Quizá se muestren escépticos aquellos que nunca han visto un dragón en carne y hueso, y en especial los que jamás han visto a un ejemplar de las especies más grandes, en los cuales esta discrepancia aparecerá más acusada. Quienes, como es mi caso, han tenido la oportunidad de ver a un Cobre Regio ijada contra ijada con el mayor de los elefantes indios, a los que se les ha calculado unas seis toneladas, espero que se adhieran a mi postura de preferir este sistema de medida, que no cometa la ridiculez de sugerir que el primero, capaz de devorar al paquidermo prácticamente de un mordisco, deba doblarle el peso.
Sir Edward Howe
Diciembre de 1795
Razas nativas de las islas Británicas — Razas habituales —Relación con las razas europeas — El efecto de la dieta moderna sobre el tamaño — La herencia del Cobre Regio — Razas venenosas y vitriólicas
[…] Se escucha con frecuencia que los Tanatores Amarillos —cuya mala consideración es tan inmerecida como frecuente porque a menudo no se aprecia lo que se tiene— se encuentran por doquier debido a sus múltiples y excelentes cualidades: llevan una dieta sencilla y bastante asequible, no es preciso preocuparse si se les expone a temperaturas extremas, tanto de calor como de frío, casi siempre mantienen su buen carácter y han contribuido a casi todas las líneas de parentesco en estas islas.
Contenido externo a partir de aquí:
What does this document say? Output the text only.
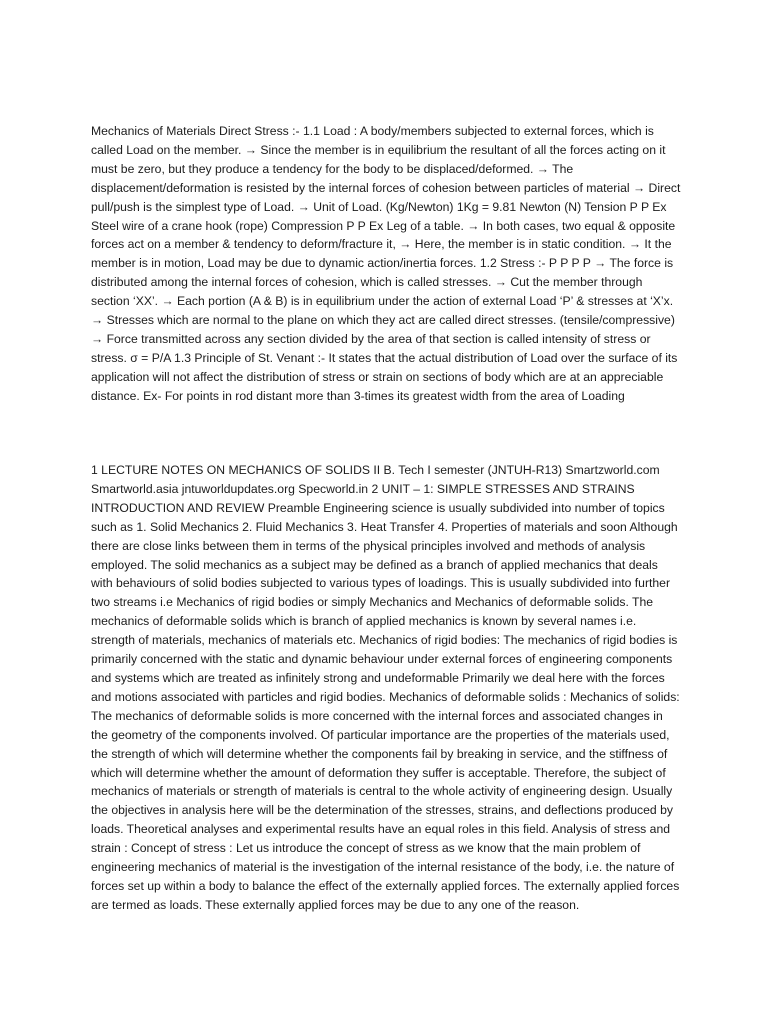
Mechanics of Materials Direct Stress :- 1.1 Load : A body/members subjected to external forces, which is called Load on the member. → Since the member is in equilibrium the resultant of all the forces acting on it must be zero, but they produce a tendency for the body to be displaced/deformed. → The displacement/deformation is resisted by the internal forces of cohesion between particles of material → Direct pull/push is the simplest type of Load. → Unit of Load. (Kg/Newton) 1Kg = 9.81 Newton (N) Tension P P Ex Steel wire of a crane hook (rope) Compression P P Ex Leg of a table. → In both cases, two equal & opposite forces act on a member & tendency to deform/fracture it, → Here, the member is in static condition. → It the member is in motion, Load may be due to dynamic action/inertia forces. 1.2 Stress :- P P P P → The force is distributed among the internal forces of cohesion, which is called stresses. → Cut the member through section ‘XX’. → Each portion (A & B) is in equilibrium under the action of external Load ‘P’ & stresses at ‘X’x. → Stresses which are normal to the plane on which they act are called direct stresses. (tensile/compressive) → Force transmitted across any section divided by the area of that section is called intensity of stress or stress. σ = P/A 1.3 Principle of St. Venant :- It states that the actual distribution of Load over the surface of its application will not affect the distribution of stress or strain on sections of body which are at an appreciable distance. Ex- For points in rod distant more than 3-times its greatest width from the area of Loading

1 LECTURE NOTES ON MECHANICS OF SOLIDS II B. Tech I semester (JNTUH-R13) Smartzworld.com Smartworld.asia jntuworldupdates.org Specworld.in 2 UNIT – 1: SIMPLE STRESSES AND STRAINS INTRODUCTION AND REVIEW Preamble Engineering science is usually subdivided into number of topics such as 1. Solid Mechanics 2. Fluid Mechanics 3. Heat Transfer 4. Properties of materials and soon Although there are close links between them in terms of the physical principles involved and methods of analysis employed. The solid mechanics as a subject may be defined as a branch of applied mechanics that deals with behaviours of solid bodies subjected to various types of loadings. This is usually subdivided into further two streams i.e Mechanics of rigid bodies or simply Mechanics and Mechanics of deformable solids. The mechanics of deformable solids which is branch of applied mechanics is known by several names i.e. strength of materials, mechanics of materials etc. Mechanics of rigid bodies: The mechanics of rigid bodies is primarily concerned with the static and dynamic behaviour under external forces of engineering components and systems which are treated as infinitely strong and undeformable Primarily we deal here with the forces and motions associated with particles and rigid bodies. Mechanics of deformable solids : Mechanics of solids: The mechanics of deformable solids is more concerned with the internal forces and associated changes in the geometry of the components involved. Of particular importance are the properties of the materials used, the strength of which will determine whether the components fail by breaking in service, and the stiffness of which will determine whether the amount of deformation they suffer is acceptable. Therefore, the subject of mechanics of materials or strength of materials is central to the whole activity of engineering design. Usually the objectives in analysis here will be the determination of the stresses, strains, and deflections produced by loads. Theoretical analyses and experimental results have an equal roles in this field. Analysis of stress and strain : Concept of stress : Let us introduce the concept of stress as we know that the main problem of engineering mechanics of material is the investigation of the internal resistance of the body, i.e. the nature of forces set up within a body to balance the effect of the externally applied forces. The externally applied forces are termed as loads. These externally applied forces may be due to any one of the reason.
Estos dragones entran exactamente en el rango medio en cuanto a peso, aunque presentan más variaciones dentro de la raza que otras, y su peso varía entre las diez y las diecisiete toneladas a lo sumo, tal como se ha visto en un espécimen en la actualidad. Su peso normal oscila entre las doce y las quince toneladas, con una longitud de unos quince metros por lo general y una envergadura de ala bellamente proporcionada, en torno a los veinticinco metros.
Los Tanatores Malaquitanos se distinguen fácilmente de sus primos más comunes por la coloración; mientras que los Amarillos tienen motas amarillas, algunas veces con rayas atigradas blancas a lo largo de flancos y alas, los Malaquitanos son de un apagado pardo amarillento con manchas de color verde pálido. Se cree que son el resultado de cruces espontáneos durante la conquista anglosajona, entre los Tanatores Amarillos y los Serpentinos Escandinavos. Suelen preferir los climas más fríos y generalmente se les puede encontrar en el noreste de Escocia.
Sabemos por los relatos de caza y las colecciones de huesos que la raza del Enviudador Gris fue en su momento casi tan común como la del Tanator, aunque ahora resulta muy difícil de encontrar. Esta raza es violenta e intratable, y su afición al robo de ganado ha sido la causa principal de su casi total extinción. Sin embargo, incluso hoy, es posible hallar algunos ejemplares salvajes en aisladas regiones montañosas, sobre todo en Escocia, y algunos se han confinado en los terrenos dedicados a la cría para preservarlos como ejemplos de su estirpe. Son pequeños, de naturaleza agresiva y raramente sobrepasan las ocho toneladas, y su coloración, moteada de gris, es ideal para ocultarlos al volar, lo cual inspiró su cruce con el Winchester, de mucho mejor temperamento, para producir la raza Grisador.
Las razas francesas más comunes, el Pécheur —Couronné y el Pécheur— Rayé, son las más parecidas a la raza del Enviudador, más que los Tanatores, si lo juzgamos a partir de la configuración de las alas y la estructura del esternón de ambas razas; éste tiene forma de quilla y se fusiona con la clavícula. Dicha peculiaridad anatómica los hace a ambos más útiles como razas para el combate ligero y mensajería que para el combate pesado […].